Its good to go with some style ideas and pictures for reference, but don't kill yourself pouring through an entire collection.

9) It's supposed to be fun.

Try to keep things in perspective.  You've met the person of your dreams, and are preparing to spend your life with them.  Your Wedding is the beginning of that, and it's an important day, but in the end, its a single day out of your life, and your wedding dress is a garment you will realistically only ever wear once.  You want to be happy with it, but not having the dress you want will not ruin your marriage, or even your wedding.  Remember the reason you're shopping in the first place, and you'll be fine.





Sunday, February 10, 2013

Say "Yes" to the...

I haven't posted much for a while, mostly because my life has been in constant upheaval for... well for almost three years.  To quote one of my favorite movies, let me sum up.

I met the love of my life (my Scruffy-Looking Nerfherder), and we moved in together in Long Beach.  A few months after we moved, I was laid off, and started working for a new company in Lake Forest (where I had ironically moved *from*).  A few months later, I had some seriously expensive legal and auto troubles.  Long story short: change your address with the DMV when you move.

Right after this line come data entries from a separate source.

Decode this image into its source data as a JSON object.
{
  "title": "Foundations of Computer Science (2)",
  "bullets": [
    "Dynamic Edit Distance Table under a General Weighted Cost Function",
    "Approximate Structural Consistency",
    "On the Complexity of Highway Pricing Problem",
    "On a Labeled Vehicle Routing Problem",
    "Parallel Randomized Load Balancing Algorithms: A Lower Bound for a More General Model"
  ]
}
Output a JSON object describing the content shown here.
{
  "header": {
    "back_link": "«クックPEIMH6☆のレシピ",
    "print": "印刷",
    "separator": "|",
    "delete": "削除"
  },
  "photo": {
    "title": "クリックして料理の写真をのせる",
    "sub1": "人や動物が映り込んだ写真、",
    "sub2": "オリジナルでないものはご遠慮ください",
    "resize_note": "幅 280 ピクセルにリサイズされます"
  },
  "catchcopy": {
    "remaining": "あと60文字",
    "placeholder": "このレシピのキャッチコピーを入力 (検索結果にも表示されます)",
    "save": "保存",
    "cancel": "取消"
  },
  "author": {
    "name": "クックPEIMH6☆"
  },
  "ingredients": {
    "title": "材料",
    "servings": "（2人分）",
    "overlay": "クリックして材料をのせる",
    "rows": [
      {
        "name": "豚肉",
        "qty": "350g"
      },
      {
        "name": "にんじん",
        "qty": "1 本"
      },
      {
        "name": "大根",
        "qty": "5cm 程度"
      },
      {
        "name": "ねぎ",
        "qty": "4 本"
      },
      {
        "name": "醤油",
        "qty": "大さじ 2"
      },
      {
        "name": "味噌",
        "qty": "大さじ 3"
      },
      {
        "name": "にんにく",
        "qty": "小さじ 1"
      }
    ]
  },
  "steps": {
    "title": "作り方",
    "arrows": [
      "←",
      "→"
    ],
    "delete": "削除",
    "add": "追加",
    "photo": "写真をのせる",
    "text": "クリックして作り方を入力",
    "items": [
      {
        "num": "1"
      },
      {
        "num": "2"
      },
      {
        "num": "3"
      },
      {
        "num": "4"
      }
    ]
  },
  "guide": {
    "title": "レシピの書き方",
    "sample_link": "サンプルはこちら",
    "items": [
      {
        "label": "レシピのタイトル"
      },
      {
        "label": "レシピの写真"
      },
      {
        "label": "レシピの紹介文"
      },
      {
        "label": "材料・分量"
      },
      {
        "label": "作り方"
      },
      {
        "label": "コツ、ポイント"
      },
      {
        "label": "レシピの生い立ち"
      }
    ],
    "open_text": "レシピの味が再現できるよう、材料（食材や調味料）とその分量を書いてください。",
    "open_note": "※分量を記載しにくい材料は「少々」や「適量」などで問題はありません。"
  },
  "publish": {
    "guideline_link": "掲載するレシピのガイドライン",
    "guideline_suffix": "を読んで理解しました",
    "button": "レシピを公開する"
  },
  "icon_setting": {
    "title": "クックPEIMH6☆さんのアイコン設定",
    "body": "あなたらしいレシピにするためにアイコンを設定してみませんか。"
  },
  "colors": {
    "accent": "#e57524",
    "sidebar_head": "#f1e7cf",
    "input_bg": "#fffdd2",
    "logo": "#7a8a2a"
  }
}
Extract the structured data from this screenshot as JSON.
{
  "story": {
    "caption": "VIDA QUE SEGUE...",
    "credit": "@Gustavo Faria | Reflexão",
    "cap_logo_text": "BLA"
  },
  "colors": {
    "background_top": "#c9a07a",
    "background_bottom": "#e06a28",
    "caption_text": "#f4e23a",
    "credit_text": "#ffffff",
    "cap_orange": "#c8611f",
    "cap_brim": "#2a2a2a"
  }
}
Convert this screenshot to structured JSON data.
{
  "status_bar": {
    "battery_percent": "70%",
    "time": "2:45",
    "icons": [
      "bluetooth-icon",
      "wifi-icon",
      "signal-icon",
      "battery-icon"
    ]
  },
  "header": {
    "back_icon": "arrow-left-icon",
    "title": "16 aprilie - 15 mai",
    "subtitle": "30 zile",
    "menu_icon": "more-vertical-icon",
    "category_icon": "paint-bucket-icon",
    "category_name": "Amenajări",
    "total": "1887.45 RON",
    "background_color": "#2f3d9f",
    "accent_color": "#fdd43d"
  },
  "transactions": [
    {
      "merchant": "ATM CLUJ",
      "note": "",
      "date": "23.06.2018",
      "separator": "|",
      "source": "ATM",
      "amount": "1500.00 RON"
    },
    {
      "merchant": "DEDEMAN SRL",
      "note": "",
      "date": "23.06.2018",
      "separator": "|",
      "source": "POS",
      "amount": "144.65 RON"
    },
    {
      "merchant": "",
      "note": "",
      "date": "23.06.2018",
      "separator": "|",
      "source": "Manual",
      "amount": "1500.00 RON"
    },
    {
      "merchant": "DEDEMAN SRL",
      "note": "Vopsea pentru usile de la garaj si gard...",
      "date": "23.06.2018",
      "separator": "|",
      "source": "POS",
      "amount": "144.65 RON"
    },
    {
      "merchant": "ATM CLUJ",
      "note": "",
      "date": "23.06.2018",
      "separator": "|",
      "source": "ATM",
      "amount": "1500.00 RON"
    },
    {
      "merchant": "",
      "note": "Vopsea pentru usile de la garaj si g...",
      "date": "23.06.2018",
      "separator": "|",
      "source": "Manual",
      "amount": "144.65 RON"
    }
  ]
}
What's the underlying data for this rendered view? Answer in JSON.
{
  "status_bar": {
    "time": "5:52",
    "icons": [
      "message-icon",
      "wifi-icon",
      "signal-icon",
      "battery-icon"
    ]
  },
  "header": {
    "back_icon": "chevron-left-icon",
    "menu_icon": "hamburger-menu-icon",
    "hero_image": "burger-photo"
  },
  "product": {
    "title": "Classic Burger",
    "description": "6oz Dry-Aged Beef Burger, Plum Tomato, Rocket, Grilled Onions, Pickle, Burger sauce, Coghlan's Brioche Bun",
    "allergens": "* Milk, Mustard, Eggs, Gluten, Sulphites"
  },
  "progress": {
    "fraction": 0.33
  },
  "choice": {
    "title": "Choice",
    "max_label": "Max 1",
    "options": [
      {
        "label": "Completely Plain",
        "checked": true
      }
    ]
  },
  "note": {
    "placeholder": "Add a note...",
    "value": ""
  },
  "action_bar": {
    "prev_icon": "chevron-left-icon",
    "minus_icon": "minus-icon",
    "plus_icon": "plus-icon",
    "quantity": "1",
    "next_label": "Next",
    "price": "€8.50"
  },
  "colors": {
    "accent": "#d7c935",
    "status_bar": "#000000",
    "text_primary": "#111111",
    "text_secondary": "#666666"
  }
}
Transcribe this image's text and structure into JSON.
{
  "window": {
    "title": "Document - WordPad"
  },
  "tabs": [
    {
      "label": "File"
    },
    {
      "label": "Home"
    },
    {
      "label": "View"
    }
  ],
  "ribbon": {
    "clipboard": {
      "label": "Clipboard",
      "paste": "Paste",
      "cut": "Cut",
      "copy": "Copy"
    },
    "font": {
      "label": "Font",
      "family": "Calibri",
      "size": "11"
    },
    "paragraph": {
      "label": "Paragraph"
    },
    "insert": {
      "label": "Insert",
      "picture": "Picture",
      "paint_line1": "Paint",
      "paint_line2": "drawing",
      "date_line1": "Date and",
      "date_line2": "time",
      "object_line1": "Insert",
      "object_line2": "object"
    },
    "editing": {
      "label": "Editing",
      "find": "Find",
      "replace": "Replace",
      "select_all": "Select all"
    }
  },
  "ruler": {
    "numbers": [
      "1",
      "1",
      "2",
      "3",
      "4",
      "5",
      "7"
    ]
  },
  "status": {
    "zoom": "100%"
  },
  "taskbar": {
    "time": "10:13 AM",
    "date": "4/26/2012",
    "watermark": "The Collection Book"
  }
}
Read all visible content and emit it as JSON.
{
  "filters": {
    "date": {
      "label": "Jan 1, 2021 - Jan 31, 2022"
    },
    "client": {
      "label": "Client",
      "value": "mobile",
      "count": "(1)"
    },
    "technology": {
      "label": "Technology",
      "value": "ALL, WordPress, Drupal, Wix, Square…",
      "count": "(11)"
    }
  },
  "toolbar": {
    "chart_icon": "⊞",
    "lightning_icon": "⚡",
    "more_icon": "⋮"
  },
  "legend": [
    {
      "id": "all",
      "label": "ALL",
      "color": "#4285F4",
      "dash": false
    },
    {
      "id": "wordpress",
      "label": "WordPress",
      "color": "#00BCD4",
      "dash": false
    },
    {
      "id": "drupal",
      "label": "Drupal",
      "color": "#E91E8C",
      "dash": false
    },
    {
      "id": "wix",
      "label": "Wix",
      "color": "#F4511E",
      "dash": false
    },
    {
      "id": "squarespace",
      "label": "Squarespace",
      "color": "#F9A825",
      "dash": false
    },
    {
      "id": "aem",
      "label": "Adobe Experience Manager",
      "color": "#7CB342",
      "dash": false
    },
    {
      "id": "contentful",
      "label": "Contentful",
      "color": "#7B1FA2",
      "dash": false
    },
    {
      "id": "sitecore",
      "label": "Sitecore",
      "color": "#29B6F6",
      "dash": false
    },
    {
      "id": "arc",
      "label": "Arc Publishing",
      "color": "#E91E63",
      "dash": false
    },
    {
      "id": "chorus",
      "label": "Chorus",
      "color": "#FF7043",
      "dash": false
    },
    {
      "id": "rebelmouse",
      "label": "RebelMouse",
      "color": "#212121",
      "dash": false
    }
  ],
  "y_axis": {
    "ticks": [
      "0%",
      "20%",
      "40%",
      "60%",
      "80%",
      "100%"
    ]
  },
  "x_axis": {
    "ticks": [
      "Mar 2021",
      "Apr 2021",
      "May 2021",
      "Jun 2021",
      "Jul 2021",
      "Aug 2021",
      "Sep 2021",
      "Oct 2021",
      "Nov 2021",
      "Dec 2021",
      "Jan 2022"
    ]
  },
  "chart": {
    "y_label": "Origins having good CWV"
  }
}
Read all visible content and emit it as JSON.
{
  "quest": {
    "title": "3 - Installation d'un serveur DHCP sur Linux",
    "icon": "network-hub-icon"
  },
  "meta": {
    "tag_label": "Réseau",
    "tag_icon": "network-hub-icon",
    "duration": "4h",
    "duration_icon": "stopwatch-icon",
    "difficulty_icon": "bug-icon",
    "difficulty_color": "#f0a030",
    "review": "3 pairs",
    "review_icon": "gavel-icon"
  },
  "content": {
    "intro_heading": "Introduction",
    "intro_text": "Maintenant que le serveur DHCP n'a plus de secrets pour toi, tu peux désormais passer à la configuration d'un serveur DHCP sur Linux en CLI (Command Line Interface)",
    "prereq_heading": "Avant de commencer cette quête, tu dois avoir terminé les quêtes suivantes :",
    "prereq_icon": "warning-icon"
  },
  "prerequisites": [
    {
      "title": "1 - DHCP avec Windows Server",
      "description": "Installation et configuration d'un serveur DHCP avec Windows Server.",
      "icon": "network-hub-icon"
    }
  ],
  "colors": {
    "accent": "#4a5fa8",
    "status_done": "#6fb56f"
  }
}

Fast forward to last summer, the Nerfherder finished college and found a job, allowing us to move closer to work in a bigger place so his kids from his previous marriage could come live with us.  We became an instant family and have much joy and fun together.  More upheaval, the Nerfherder lost his job, I lost my job, and we just about killed our credit getting through Christmas.

There was good though.  My Nerfherder found a new job more in line with his skill set (he's an amazing artist and wants to make video games and movies).  I found a new job working for a large, stable company and I'm really loving it.

And for my 30th birthday, the whole family was treated to a trip to Disneyland.  We got the rockstar treatment, and during the Christmas Fireworks, my Scruffy-Looking Nerfherder became my Scruffy-Looking Fiance.  We are getting married next Christmas, and are having a lot of fun planning.

Today I'm doing something I've never done before: I'm going shopping for a wedding dress.  I'm both looking forward to it, and not.  I've gained a lot of weight over the last three years and I'm not overly happy with how my body looks.  Plus while I don't know what I want, I know what I DON'T want, which is about 80% of what is currently popular in Wedding Dresses.  Add to that the fact that I'm still having some anxiety about the whole Wedding Process.  I fully intend to do this only once (no seriously, if he dies or we get divorced, I'm eloping to Vegas with my next husband), so I want to make sure I'll be happy with the choices I make in 40 years.

Still, I've gone online and pinned the dresses I like in our price range from the store we're going to.  My mom is SUPER excited, and she's one of my favorite people in whole world, so I know we'll have ridiculous amounts of fun.  And I know that I'm going to burst into tears the first time I see myself in a wedding dress.  So there's that.

So that's my life right now.  New job, new kids, new relationship status, and planning a wedding.  Should be a bumpy ride, but I'd love it if you came along anyway.